Arrington will also be posting a blacklist – now topped by TC – listing all firms and publications involved when an embargo is broken.
ReadWriteWeb has come back on Arrington’s decision, saying it will honour embargoes. While the site agrees that the press should get better at respecting them, RRW says embargoes give more outlets a chance to cover a story, providing multiple perspectives for readers.
“They give multiple blogs a chance to review a technology in depth, instead of making it a race (…) Embargoes lead to more total coverage than exclusives (…) Exclusives are the tactic of people with weak products and of reporters who compete better in bullying than in writing.”
Journalism.co.uk receives its fair share of embargoed news and releases – and has never knowingly broken any, because we want to cultivate good relations with tipsters, companies and PR firms.
This doesn’t mean we’ll cover everything that gets sent our way. We also know other journalism news sites will be getting much of the same info and agree this can make it more of a race to get the news out.
But from our perspective: we have two full-time journalists, so having good contacts with companies and PR is vital to our expanding our newsgathering.
However, as a twittered reply from @Daljit_Bhurji, founder of Diffusion PR, suggests, does the old-fashioned embargo model really work for online?
Reporting on our specialism – as I’m sure is the case with many other subject-specific publications – it’s increasingly apparent that the organisations/titles/companies we write about are becoming their own news sources. e.g. have their own press office, press release feed, blog/write about their own developments.
Sending an embargoed release about this info to us later isn’t a great help.
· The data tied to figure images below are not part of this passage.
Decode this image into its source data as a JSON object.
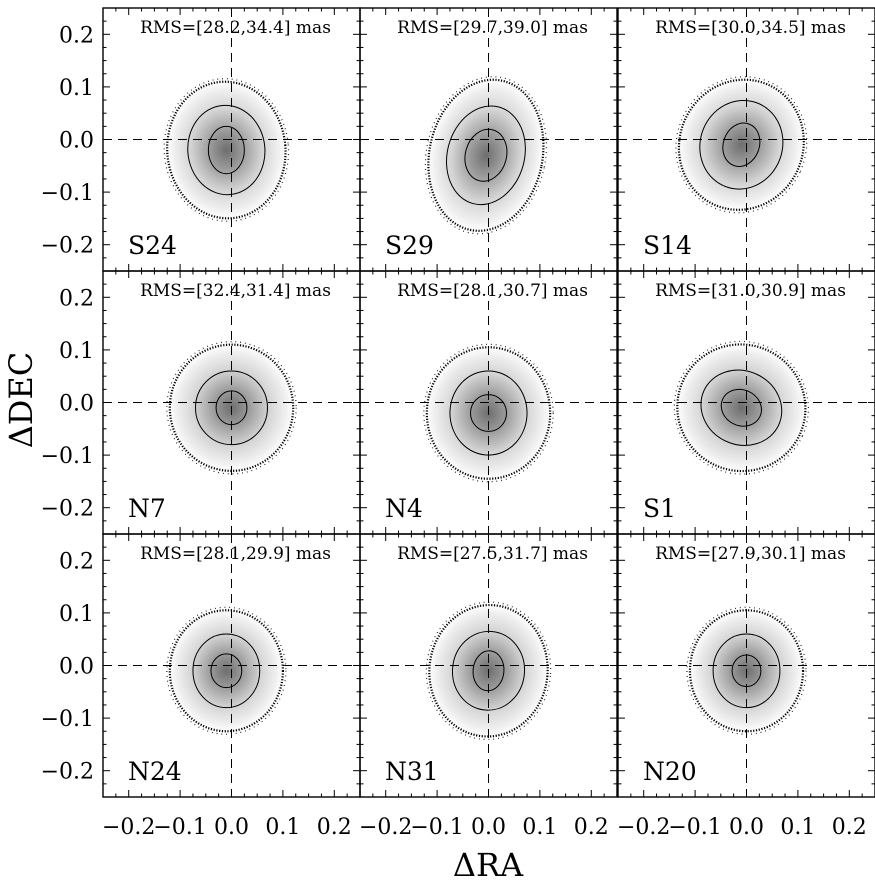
{
  "chart_data": {
    "type": "heatmap",
    "xlabel": "ΔRA",
    "ylabel": "ΔDEC",
    "xlim": [
      -0.25,
      0.25
    ],
    "ylim": [
      -0.25,
      0.25
    ],
    "x_ticks": [
      "−0.2",
      "−0.1",
      "0.0",
      "0.1",
      "0.2"
    ],
    "y_ticks": [
      "0.2",
      "0.1",
      "0.0",
      "−0.1",
      "−0.2"
    ],
    "x_tick_values": [
      -0.2,
      -0.1,
      0.0,
      0.1,
      0.2
    ],
    "y_tick_values": [
      0.2,
      0.1,
      0.0,
      -0.1,
      -0.2
    ],
    "reference_lines": {
      "x": 0.0,
      "y": 0.0,
      "style": "dashed"
    },
    "colormap": "grayscale",
    "panels": [
      {
        "field": "S24",
        "rms_label": "RMS=[28.2,34.4] mas",
        "rms": [
          28.2,
          34.4
        ],
        "center": [
          -0.01,
          -0.02
        ],
        "inner": [
          0.035,
          0.045,
          0
        ],
        "middle": [
          0.075,
          0.085,
          -5
        ],
        "outer": [
          0.115,
          0.13,
          -5
        ]
      },
      {
        "field": "S29",
        "rms_label": "RMS=[29.7,39.0] mas",
        "rms": [
          29.7,
          39.0
        ],
        "center": [
          -0.005,
          -0.03
        ],
        "inner": [
          0.04,
          0.05,
          15
        ],
        "middle": [
          0.075,
          0.095,
          15
        ],
        "outer": [
          0.11,
          0.145,
          12
        ]
      },
      {
        "field": "S14",
        "rms_label": "RMS=[30.0,34.5] mas",
        "rms": [
          30.0,
          34.5
        ],
        "center": [
          -0.01,
          -0.01
        ],
        "inner": [
          0.035,
          0.042,
          20
        ],
        "middle": [
          0.08,
          0.085,
          20
        ],
        "outer": [
          0.12,
          0.125,
          25
        ]
      },
      {
        "field": "N7",
        "rms_label": "RMS=[32.4,31.4] mas",
        "rms": [
          32.4,
          31.4
        ],
        "center": [
          0.0,
          -0.01
        ],
        "inner": [
          0.03,
          0.032,
          0
        ],
        "middle": [
          0.07,
          0.07,
          0
        ],
        "outer": [
          0.12,
          0.12,
          0
        ]
      },
      {
        "field": "N4",
        "rms_label": "RMS=[28.1,30.7] mas",
        "rms": [
          28.1,
          30.7
        ],
        "center": [
          0.0,
          -0.02
        ],
        "inner": [
          0.035,
          0.035,
          0
        ],
        "middle": [
          0.075,
          0.08,
          0
        ],
        "outer": [
          0.12,
          0.125,
          0
        ]
      },
      {
        "field": "S1",
        "rms_label": "RMS=[31.0,30.9] mas",
        "rms": [
          31.0,
          30.9
        ],
        "center": [
          -0.01,
          -0.01
        ],
        "inner": [
          0.04,
          0.034,
          25
        ],
        "middle": [
          0.08,
          0.07,
          25
        ],
        "outer": [
          0.125,
          0.12,
          25
        ]
      },
      {
        "field": "N24",
        "rms_label": "RMS=[28.1,29.9] mas",
        "rms": [
          28.1,
          29.9
        ],
        "center": [
          -0.01,
          -0.01
        ],
        "inner": [
          0.03,
          0.032,
          0
        ],
        "middle": [
          0.065,
          0.07,
          0
        ],
        "outer": [
          0.11,
          0.115,
          0
        ]
      },
      {
        "field": "N31",
        "rms_label": "RMS=[27.5,31.7] mas",
        "rms": [
          27.5,
          31.7
        ],
        "center": [
          0.0,
          -0.01
        ],
        "inner": [
          0.03,
          0.038,
          5
        ],
        "middle": [
          0.07,
          0.075,
          5
        ],
        "outer": [
          0.115,
          0.125,
          5
        ]
      },
      {
        "field": "N20",
        "rms_label": "RMS=[27.9,30.1] mas",
        "rms": [
          27.9,
          30.1
        ],
        "center": [
          0.0,
          -0.01
        ],
        "inner": [
          0.028,
          0.03,
          0
        ],
        "middle": [
          0.065,
          0.07,
          0
        ],
        "outer": [
          0.11,
          0.115,
          0
        ]
      }
    ]
  }
}
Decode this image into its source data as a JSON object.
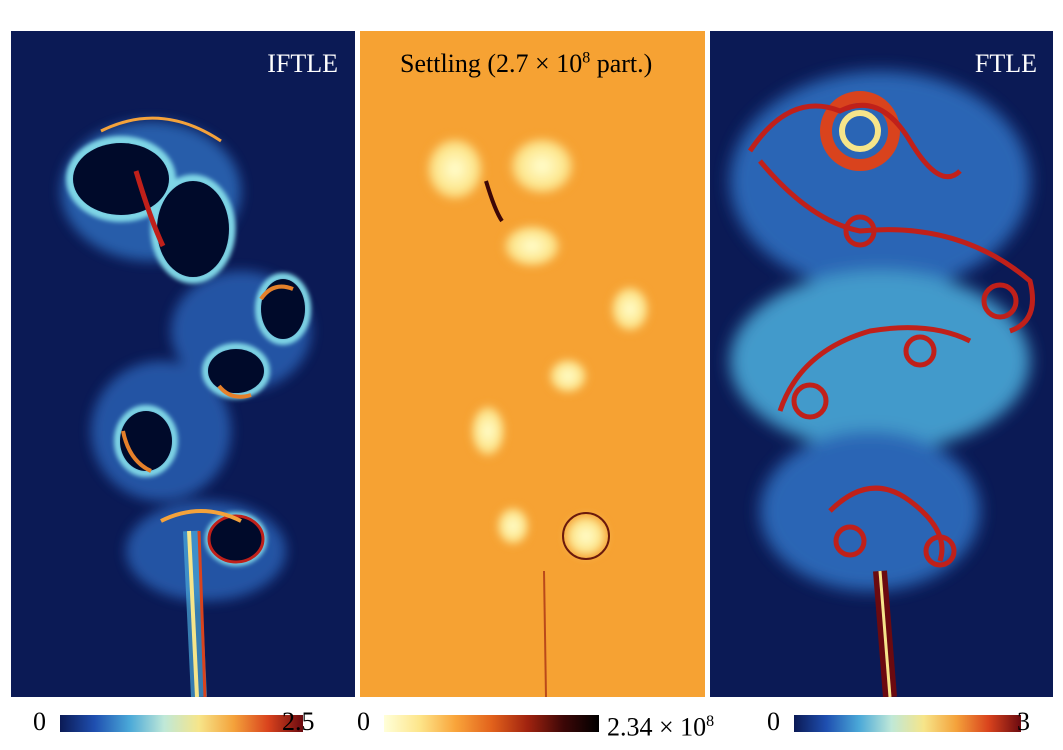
{
  "panels": [
    {
      "label": "IFTLE",
      "label_color": "#ffffff"
    },
    {
      "label_prefix": "Settling (2.7 × 10",
      "label_sup": "8",
      "label_suffix": " part.)",
      "label_color": "#000000"
    },
    {
      "label": "FTLE",
      "label_color": "#ffffff"
    }
  ],
  "colorbars": [
    {
      "min": "0",
      "max": "2.5"
    },
    {
      "min": "0",
      "max_prefix": "2.34 × 10",
      "max_sup": "8"
    },
    {
      "min": "0",
      "max": "3"
    }
  ],
  "colors": {
    "field_dark_blue": "#0b1a55",
    "field_orange": "#f6a233",
    "ridge_red": "#c0201a",
    "cream": "#ffffc0"
  }
}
Most of the time I’d rather learn about it if it’s covered in a blog-style like the BBC Editors blog or Guardian’s Inside blog.
We’re then free to dig deeper into that news if needs be and are given a direct line to the people behind it; or pass it on through another of our channels like Editors’ Pick.
Holding back the news tide with embargoes seems to go against the way information and news spreads online through links, official ‘leaks’ (as referred to above), blog networks etc.
What’s more it’s not just quote-unquote journalists covering news releases any more – is the industry expecting other writers and bloggers online to respect embargoes? It goes against the grain of the web.
Are embargoes redundant in the online age?